Gerakan Mahasiswa Anti Napza Universitas Muhammadiyah Semarang

Sponsor

AD SPONSOR 150PX

Selasa, 21 April 2020





Bismillahirrahmanirrahim
Assalammualaikum Warahmatullahi Wabbarakatuh.

Salam Semangat !!!
Salam Anti Napza !
Hidup Perempuan Indonesia !

"Tahukah engkau semboyanku? 'Aku mau!' Dua patah kata yang ringkas itu sudah beberapa kali mendukung dan membawa aku melintasi gunung keberatan dan kesusahan.
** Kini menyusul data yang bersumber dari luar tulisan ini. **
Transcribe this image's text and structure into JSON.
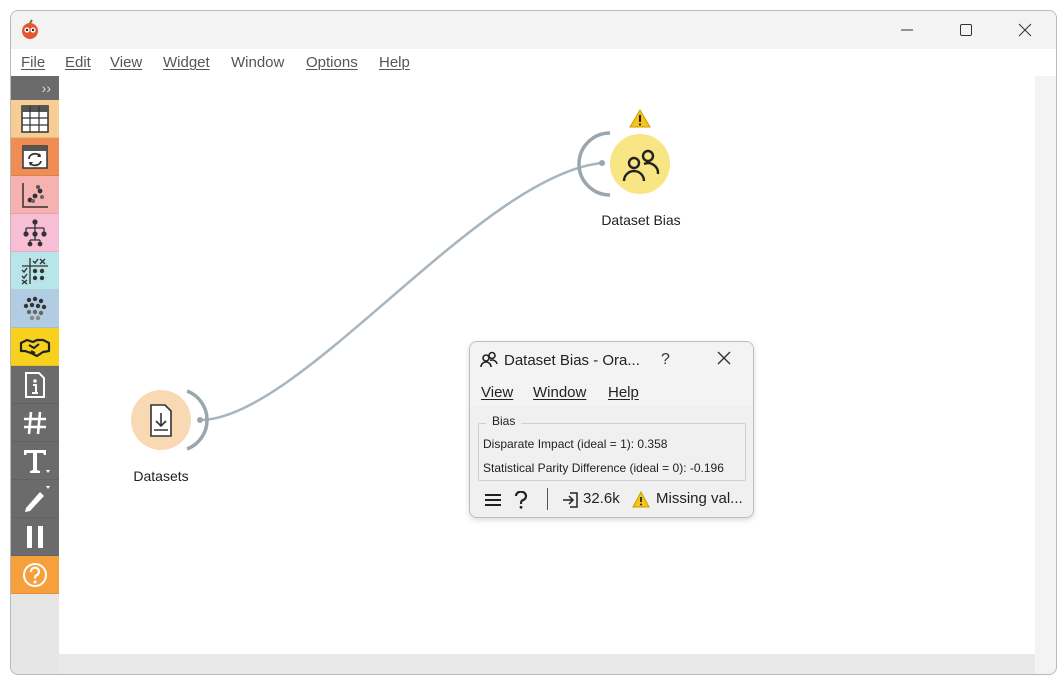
{
  "menu": {
    "file": "File",
    "edit": "Edit",
    "view": "View",
    "widget": "Widget",
    "window": "Window",
    "options": "Options",
    "help": "Help"
  },
  "toolbox": {
    "collapse_glyph": "››",
    "categories": [
      {
        "name": "data",
        "icon": "table-icon",
        "color": "#f7cd94"
      },
      {
        "name": "transform",
        "icon": "transform-icon",
        "color": "#ef8d55"
      },
      {
        "name": "visualize",
        "icon": "scatter-icon",
        "color": "#f6b2b1"
      },
      {
        "name": "model",
        "icon": "tree-icon",
        "color": "#f8bed6"
      },
      {
        "name": "evaluate",
        "icon": "check-grid-icon",
        "color": "#b8e5ea"
      },
      {
        "name": "unsupervised",
        "icon": "dots-cluster-icon",
        "color": "#b2cde3"
      },
      {
        "name": "fairness",
        "icon": "handshake-icon",
        "color": "#f7d11e"
      },
      {
        "name": "info",
        "icon": "info-icon",
        "color": "#6b6b6b"
      },
      {
        "name": "hash",
        "icon": "hash-icon",
        "color": "#6b6b6b"
      },
      {
        "name": "text",
        "icon": "text-icon",
        "color": "#6b6b6b"
      },
      {
        "name": "draw",
        "icon": "pen-icon",
        "color": "#6b6b6b"
      },
      {
        "name": "pause",
        "icon": "pause-icon",
        "color": "#6b6b6b"
      },
      {
        "name": "help",
        "icon": "help-circle-icon",
        "color": "#f6a03d"
      }
    ]
  },
  "canvas": {
    "nodes": {
      "datasets": {
        "label": "Datasets",
        "color": "#f9d9b4"
      },
      "dataset_bias": {
        "label": "Dataset Bias",
        "color": "#f7e683",
        "warning": true
      }
    }
  },
  "popup": {
    "title": "Dataset Bias - Ora...",
    "help_glyph": "?",
    "menu": {
      "view": "View",
      "window": "Window",
      "help": "Help"
    },
    "group_title": "Bias",
    "disparate_impact": "Disparate Impact (ideal = 1): 0.358",
    "statistical_parity": "Statistical Parity Difference (ideal = 0): -0.196",
    "status": {
      "count": "32.6k",
      "warning": "Missing val..."
    }
  }
}
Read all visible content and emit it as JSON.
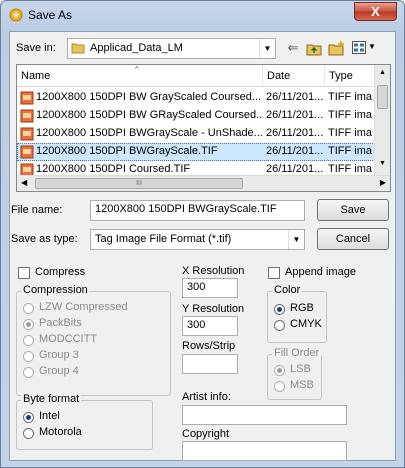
{
  "window": {
    "title": "Save As",
    "close_glyph": "X"
  },
  "toolbar": {
    "save_in_label": "Save in:",
    "save_in_value": "Applicad_Data_LM",
    "icons": [
      "back-arrow-icon",
      "up-folder-icon",
      "new-folder-icon",
      "view-menu-icon"
    ]
  },
  "file_list": {
    "columns": [
      "Name",
      "Date",
      "Type"
    ],
    "rows": [
      {
        "name": "1200X800 150DPI BW GrayScaled Coursed....",
        "date": "26/11/201...",
        "type": "TIFF ima",
        "selected": false
      },
      {
        "name": "1200X800 150DPI BW GRayScaled Coursed....",
        "date": "26/11/201...",
        "type": "TIFF ima",
        "selected": false
      },
      {
        "name": "1200X800 150DPI BWGrayScale - UnShade....",
        "date": "26/11/201...",
        "type": "TIFF ima",
        "selected": false
      },
      {
        "name": "1200X800 150DPI BWGrayScale.TIF",
        "date": "26/11/201...",
        "type": "TIFF ima",
        "selected": true
      },
      {
        "name": "1200X800 150DPI Coursed.TIF",
        "date": "26/11/201...",
        "type": "TIFF ima",
        "selected": false
      }
    ],
    "hscroll_grip": "III"
  },
  "file_name": {
    "label": "File name:",
    "value": "1200X800 150DPI BWGrayScale.TIF"
  },
  "save_as_type": {
    "label": "Save as type:",
    "value": "Tag Image File Format (*.tif)"
  },
  "buttons": {
    "save": "Save",
    "cancel": "Cancel"
  },
  "options": {
    "compress": {
      "label": "Compress",
      "checked": false
    },
    "compression": {
      "title": "Compression",
      "items": [
        {
          "label": "LZW Compressed",
          "selected": false
        },
        {
          "label": "PackBits",
          "selected": true
        },
        {
          "label": "MODCCITT",
          "selected": false
        },
        {
          "label": "Group 3",
          "selected": false
        },
        {
          "label": "Group 4",
          "selected": false
        }
      ]
    },
    "x_resolution": {
      "label": "X Resolution",
      "value": "300"
    },
    "y_resolution": {
      "label": "Y Resolution",
      "value": "300"
    },
    "rows_strip": {
      "label": "Rows/Strip",
      "value": ""
    },
    "append_image": {
      "label": "Append image",
      "checked": false
    },
    "color": {
      "title": "Color",
      "items": [
        {
          "label": "RGB",
          "selected": true
        },
        {
          "label": "CMYK",
          "selected": false
        }
      ]
    },
    "fill_order": {
      "title": "Fill Order",
      "items": [
        {
          "label": "LSB",
          "selected": true
        },
        {
          "label": "MSB",
          "selected": false
        }
      ]
    },
    "byte_format": {
      "title": "Byte format",
      "items": [
        {
          "label": "Intel",
          "selected": true
        },
        {
          "label": "Motorola",
          "selected": false
        }
      ]
    },
    "artist_info": {
      "label": "Artist info:",
      "value": ""
    },
    "copyright": {
      "label": "Copyright",
      "value": ""
    }
  }
}
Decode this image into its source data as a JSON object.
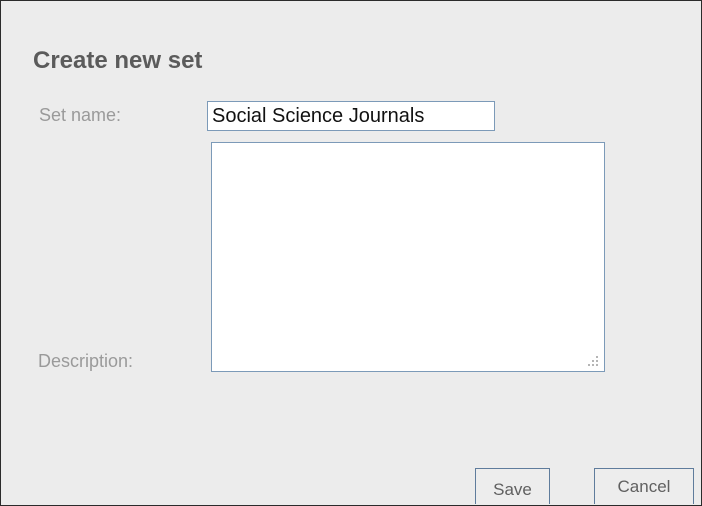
{
  "dialog": {
    "title": "Create new set",
    "set_name_label": "Set name:",
    "set_name_value": "Social Science Journals",
    "description_label": "Description:",
    "description_value": "",
    "save_label": "Save",
    "cancel_label": "Cancel"
  },
  "colors": {
    "background": "#ececec",
    "field_border": "#7c9ab8",
    "label_text": "#9a9a9a",
    "title_text": "#5b5b5b"
  }
}
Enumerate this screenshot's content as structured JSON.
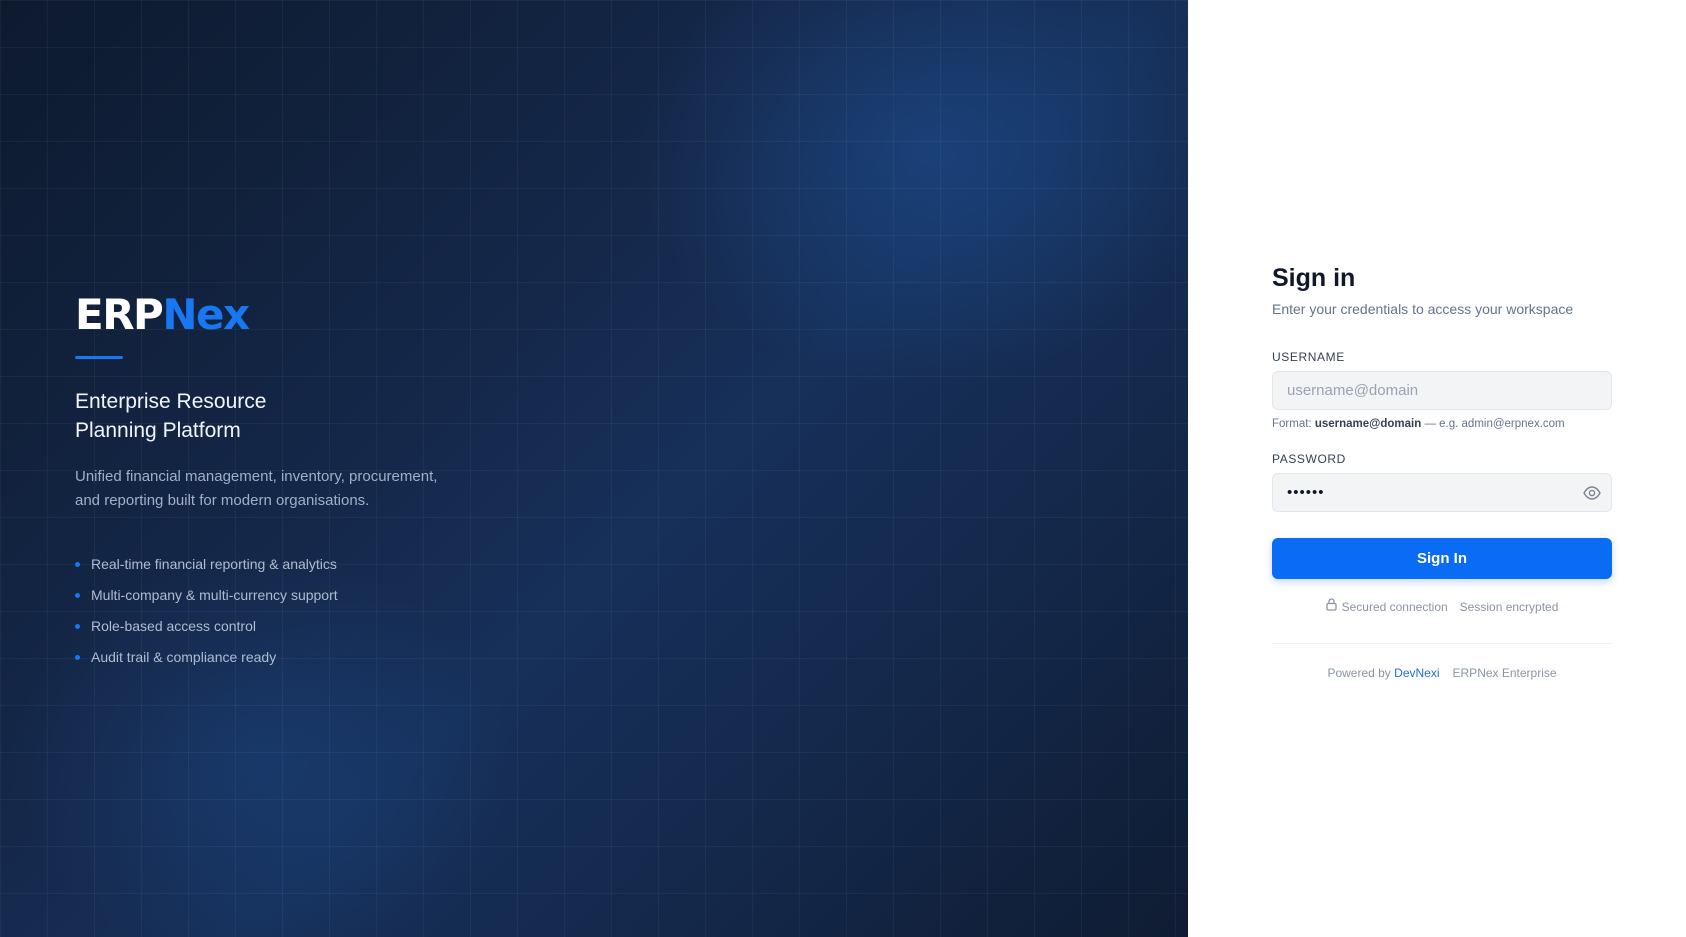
{
  "brand": {
    "logo_part1": "ERP",
    "logo_part2": "Nex",
    "tagline": "Enterprise Resource Planning Platform",
    "description": "Unified financial management, inventory, procurement, and reporting built for modern organisations.",
    "features": [
      "Real-time financial reporting & analytics",
      "Multi-company & multi-currency support",
      "Role-based access control",
      "Audit trail & compliance ready"
    ],
    "accent_color": "#1877f2"
  },
  "signin": {
    "title": "Sign in",
    "subtitle": "Enter your credentials to access your workspace",
    "username_label": "USERNAME",
    "username_placeholder": "username@domain",
    "username_value": "",
    "format_prefix": "Format:",
    "format_value": "username@domain",
    "format_example": "— e.g. admin@erpnex.com",
    "password_label": "PASSWORD",
    "password_value": "••••••",
    "password_toggle_icon": "eye-icon",
    "submit_label": "Sign In",
    "button_color": "#0a6cf5",
    "security_secured": "Secured connection",
    "security_encrypted": "Session encrypted",
    "security_icon": "lock-icon"
  },
  "footer": {
    "powered_prefix": "Powered by",
    "powered_link": "DevNexi",
    "edition": "ERPNex Enterprise"
  }
}
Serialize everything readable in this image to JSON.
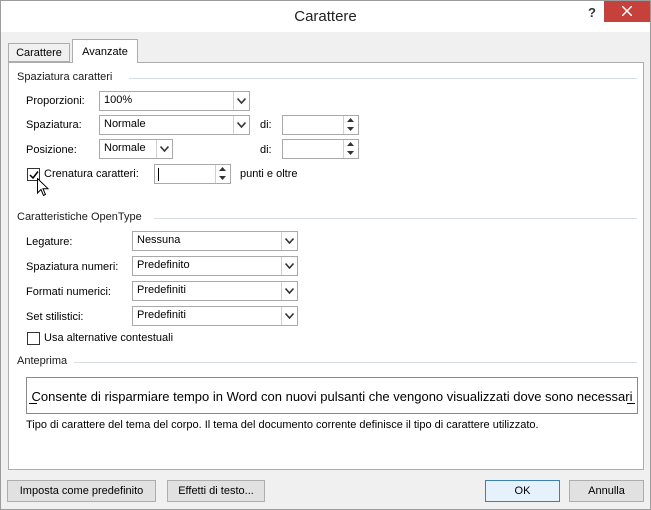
{
  "window": {
    "title": "Carattere",
    "help_symbol": "?",
    "close_symbol": "✕"
  },
  "tabs": [
    {
      "label": "Carattere",
      "selected": false
    },
    {
      "label": "Avanzate",
      "selected": true
    }
  ],
  "spacing_section": {
    "title": "Spaziatura caratteri",
    "proportions": {
      "label": "Proporzioni:",
      "value": "100%"
    },
    "spacing": {
      "label": "Spaziatura:",
      "value": "Normale",
      "by_label": "di:",
      "by_value": ""
    },
    "position": {
      "label": "Posizione:",
      "value": "Normale",
      "by_label": "di:",
      "by_value": ""
    },
    "kerning": {
      "label": "Crenatura caratteri:",
      "checked": true,
      "value": "",
      "suffix": "punti e oltre"
    }
  },
  "opentype_section": {
    "title": "Caratteristiche OpenType",
    "ligatures": {
      "label": "Legature:",
      "value": "Nessuna"
    },
    "number_spacing": {
      "label": "Spaziatura numeri:",
      "value": "Predefinito"
    },
    "number_forms": {
      "label": "Formati numerici:",
      "value": "Predefiniti"
    },
    "stylistic_sets": {
      "label": "Set stilistici:",
      "value": "Predefiniti"
    },
    "contextual_alternates": {
      "label": "Usa alternative contestuali",
      "checked": false
    }
  },
  "preview_section": {
    "title": "Anteprima",
    "sample_text": "Consente di risparmiare tempo in Word con nuovi pulsanti che vengono visualizzati dove sono necessari",
    "description": "Tipo di carattere del tema del corpo. Il tema del documento corrente definisce il tipo di carattere utilizzato."
  },
  "buttons": {
    "set_default": "Imposta come predefinito",
    "text_effects": "Effetti di testo...",
    "ok": "OK",
    "cancel": "Annulla"
  },
  "colors": {
    "close_button": "#c7413c",
    "default_button_border": "#3c7fb1"
  }
}
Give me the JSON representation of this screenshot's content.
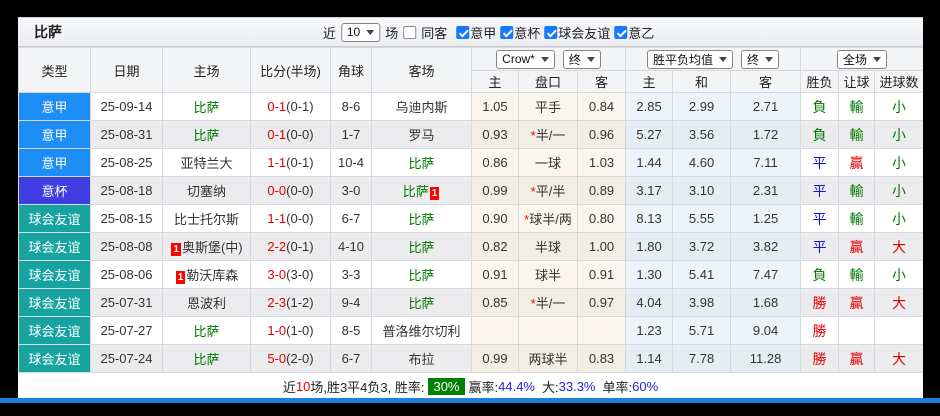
{
  "title": "比萨",
  "controls": {
    "recent_label": "近",
    "recent_select": "10",
    "matches_label": "场",
    "same_away_label": "同客",
    "filters": [
      {
        "label": "意甲",
        "checked": true
      },
      {
        "label": "意杯",
        "checked": true
      },
      {
        "label": "球会友谊",
        "checked": true
      },
      {
        "label": "意乙",
        "checked": true
      }
    ]
  },
  "header": {
    "cols": [
      "类型",
      "日期",
      "主场",
      "比分(半场)",
      "角球",
      "客场"
    ],
    "odds_sub": [
      "主",
      "盘口",
      "客"
    ],
    "avg_sub": [
      "主",
      "和",
      "客"
    ],
    "result_sub": [
      "胜负",
      "让球",
      "进球数"
    ],
    "selects": {
      "bookmaker": "Crow*",
      "odds_final": "终",
      "avg_type": "胜平负均值",
      "avg_final": "终",
      "scope": "全场"
    }
  },
  "rows": [
    {
      "type": "意甲",
      "date": "25-09-14",
      "home": {
        "name": "比萨",
        "subject": true
      },
      "score_ft": "0-1",
      "score_ht": "(0-1)",
      "corners": "8-6",
      "away": {
        "name": "乌迪内斯"
      },
      "odds": {
        "home": "1.05",
        "line": "平手",
        "star": false,
        "away": "0.84"
      },
      "avg": {
        "home": "2.85",
        "draw": "2.99",
        "away": "2.71"
      },
      "res": {
        "wdl": "負",
        "let": "輸",
        "goal": "小"
      }
    },
    {
      "type": "意甲",
      "date": "25-08-31",
      "home": {
        "name": "比萨",
        "subject": true
      },
      "score_ft": "0-1",
      "score_ht": "(0-0)",
      "corners": "1-7",
      "away": {
        "name": "罗马"
      },
      "odds": {
        "home": "0.93",
        "line": "半/一",
        "star": true,
        "away": "0.96"
      },
      "avg": {
        "home": "5.27",
        "draw": "3.56",
        "away": "1.72"
      },
      "res": {
        "wdl": "負",
        "let": "輸",
        "goal": "小"
      }
    },
    {
      "type": "意甲",
      "date": "25-08-25",
      "home": {
        "name": "亚特兰大"
      },
      "score_ft": "1-1",
      "score_ht": "(0-1)",
      "corners": "10-4",
      "away": {
        "name": "比萨",
        "subject": true
      },
      "odds": {
        "home": "0.86",
        "line": "一球",
        "star": false,
        "away": "1.03"
      },
      "avg": {
        "home": "1.44",
        "draw": "4.60",
        "away": "7.11"
      },
      "res": {
        "wdl": "平",
        "let": "贏",
        "goal": "小"
      }
    },
    {
      "type": "意杯",
      "date": "25-08-18",
      "home": {
        "name": "切塞纳"
      },
      "score_ft": "0-0",
      "score_ht": "(0-0)",
      "corners": "3-0",
      "away": {
        "name": "比萨",
        "subject": true,
        "badge": "1",
        "badge_side": "right"
      },
      "odds": {
        "home": "0.99",
        "line": "平/半",
        "star": true,
        "away": "0.89"
      },
      "avg": {
        "home": "3.17",
        "draw": "3.10",
        "away": "2.31"
      },
      "res": {
        "wdl": "平",
        "let": "輸",
        "goal": "小"
      }
    },
    {
      "type": "球会友谊",
      "date": "25-08-15",
      "home": {
        "name": "比士托尔斯"
      },
      "score_ft": "1-1",
      "score_ht": "(0-0)",
      "corners": "6-7",
      "away": {
        "name": "比萨",
        "subject": true
      },
      "odds": {
        "home": "0.90",
        "line": "球半/两",
        "star": true,
        "away": "0.80"
      },
      "avg": {
        "home": "8.13",
        "draw": "5.55",
        "away": "1.25"
      },
      "res": {
        "wdl": "平",
        "let": "輸",
        "goal": "小"
      }
    },
    {
      "type": "球会友谊",
      "date": "25-08-08",
      "home": {
        "name": "奥斯堡(中)",
        "badge": "1",
        "badge_side": "left"
      },
      "score_ft": "2-2",
      "score_ht": "(0-1)",
      "corners": "4-10",
      "away": {
        "name": "比萨",
        "subject": true
      },
      "odds": {
        "home": "0.82",
        "line": "半球",
        "star": false,
        "away": "1.00"
      },
      "avg": {
        "home": "1.80",
        "draw": "3.72",
        "away": "3.82"
      },
      "res": {
        "wdl": "平",
        "let": "贏",
        "goal": "大"
      }
    },
    {
      "type": "球会友谊",
      "date": "25-08-06",
      "home": {
        "name": "勒沃库森",
        "badge": "1",
        "badge_side": "left"
      },
      "score_ft": "3-0",
      "score_ht": "(3-0)",
      "corners": "3-3",
      "away": {
        "name": "比萨",
        "subject": true
      },
      "odds": {
        "home": "0.91",
        "line": "球半",
        "star": false,
        "away": "0.91"
      },
      "avg": {
        "home": "1.30",
        "draw": "5.41",
        "away": "7.47"
      },
      "res": {
        "wdl": "負",
        "let": "輸",
        "goal": "小"
      }
    },
    {
      "type": "球会友谊",
      "date": "25-07-31",
      "home": {
        "name": "恩波利"
      },
      "score_ft": "2-3",
      "score_ht": "(1-2)",
      "corners": "9-4",
      "away": {
        "name": "比萨",
        "subject": true
      },
      "odds": {
        "home": "0.85",
        "line": "半/一",
        "star": true,
        "away": "0.97"
      },
      "avg": {
        "home": "4.04",
        "draw": "3.98",
        "away": "1.68"
      },
      "res": {
        "wdl": "勝",
        "let": "贏",
        "goal": "大"
      }
    },
    {
      "type": "球会友谊",
      "date": "25-07-27",
      "home": {
        "name": "比萨",
        "subject": true
      },
      "score_ft": "1-0",
      "score_ht": "(1-0)",
      "corners": "8-5",
      "away": {
        "name": "普洛维尔切利"
      },
      "odds": {
        "home": "",
        "line": "",
        "star": false,
        "away": ""
      },
      "avg": {
        "home": "1.23",
        "draw": "5.71",
        "away": "9.04"
      },
      "res": {
        "wdl": "勝",
        "let": "",
        "goal": ""
      }
    },
    {
      "type": "球会友谊",
      "date": "25-07-24",
      "home": {
        "name": "比萨",
        "subject": true
      },
      "score_ft": "5-0",
      "score_ht": "(2-0)",
      "corners": "6-7",
      "away": {
        "name": "布拉"
      },
      "odds": {
        "home": "0.99",
        "line": "两球半",
        "star": false,
        "away": "0.83"
      },
      "avg": {
        "home": "1.14",
        "draw": "7.78",
        "away": "11.28"
      },
      "res": {
        "wdl": "勝",
        "let": "贏",
        "goal": "大"
      }
    }
  ],
  "footer": {
    "prefix": "近",
    "count": "10",
    "summary": "场,胜3平4负3, 胜率:",
    "win_rate_badge": "30%",
    "win_label": "赢率:",
    "win_value": "44.4%",
    "big_label": "大:",
    "big_value": "33.3%",
    "single_label": "单率:",
    "single_value": "60%"
  },
  "colors": {
    "type_bg": {
      "意甲": "#1e8ef7",
      "意杯": "#3e3ee2",
      "球会友谊": "#17a4a0"
    },
    "result": {
      "勝": "#e60000",
      "平": "#1414d2",
      "負": "#007a00",
      "贏": "#e60000",
      "輸": "#007a00",
      "大": "#e60000",
      "小": "#007a00"
    },
    "subject_team": "#007a00",
    "score_ft": "#e60000",
    "accent_bar": "#1b80d6",
    "checkbox_blue": "#1677ff",
    "footer_badge_bg": "#008000"
  }
}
Kata 'Aku tiada dapat!' melenyapkan rasa berani. Kalimat 'Aku mau!' membuat kita mudah mendaki puncak gunung."

     Perkenalkan, penulis merupakan salah dua dari milyaran perempuan Indonesia yang hidup pada masa globalisasi ini. Pada Hari Kartini, atau Hari Emansipasi wanita, penulis ingin menuliskan sedikit opini yang bersumber dari banyak keresahan yang kami alami selama ini.
     Opini ini dibuat atas dasar insiprasi dan aspirasi yang datang saat insomnia melanda beserta panggilan hati keprihatinan terhadap penyalahgunaan emansipasi oleh para perempuan masa kini. Opini inipun dibuat guna memperingati Hari Emansipasi Wanita yang jatuh pada tanggal 21 April di setiap tahunnya. Opini ini bertemakan "Perempuan Masa Kini." yang didalamnya berisikan 3 subtema khusus tentang :
Part 1 : Sejarah Perempuan
Part 2 : Samakah emansipasi, kesetaraan gender dan feminisme ?
Part 3 : Urgensi emansipasi wanita yang tepat untuk era milenial kini.
     Penulis menyadari bahwa di dalam tulisan ini banyak mengandung kekurangan dalam bentuk penulisan, penyampaian maupun apapun yang kurang tepat. Penulispun masih dalam tahap proses belajar, jadi harapannya para pembaca dapat memaklumi banyak kesalahan yang terdapat, dan apabila pembaca memiliki saran masukan serta kritikan, penulis dengan senang hati akan menerimanya.
Terimakasih atas perhatian nya.

Billahi fii sabililhaq, Fastabiqul khoerot
Wasalammualaikum warahmatullahi wabbarakatu
             




 Demak - Purbalingga, 20 April 2020

( Anggun Cahyati - Muthia Hasanah )



" PEREMPUAN MASA KINI"
                                   

[ Part I ] Sejarah Perempuan

Berbicara tentang sejarah yang merupakan peradabannya suatu bangsa dimana kelak bangsa tersebut akan berpacu bergerak. Bak layar kapal yang mengikuti peran tangan nahkoda atas petunjuk kompas agar tak tersesat di tujuan per-labuhan. Ada catatan-catatan atas intrepretasi suatu kejadian di masa dahulu, yang terkadang hal itu akan berdampak pada pembelajaran di masa mendatang.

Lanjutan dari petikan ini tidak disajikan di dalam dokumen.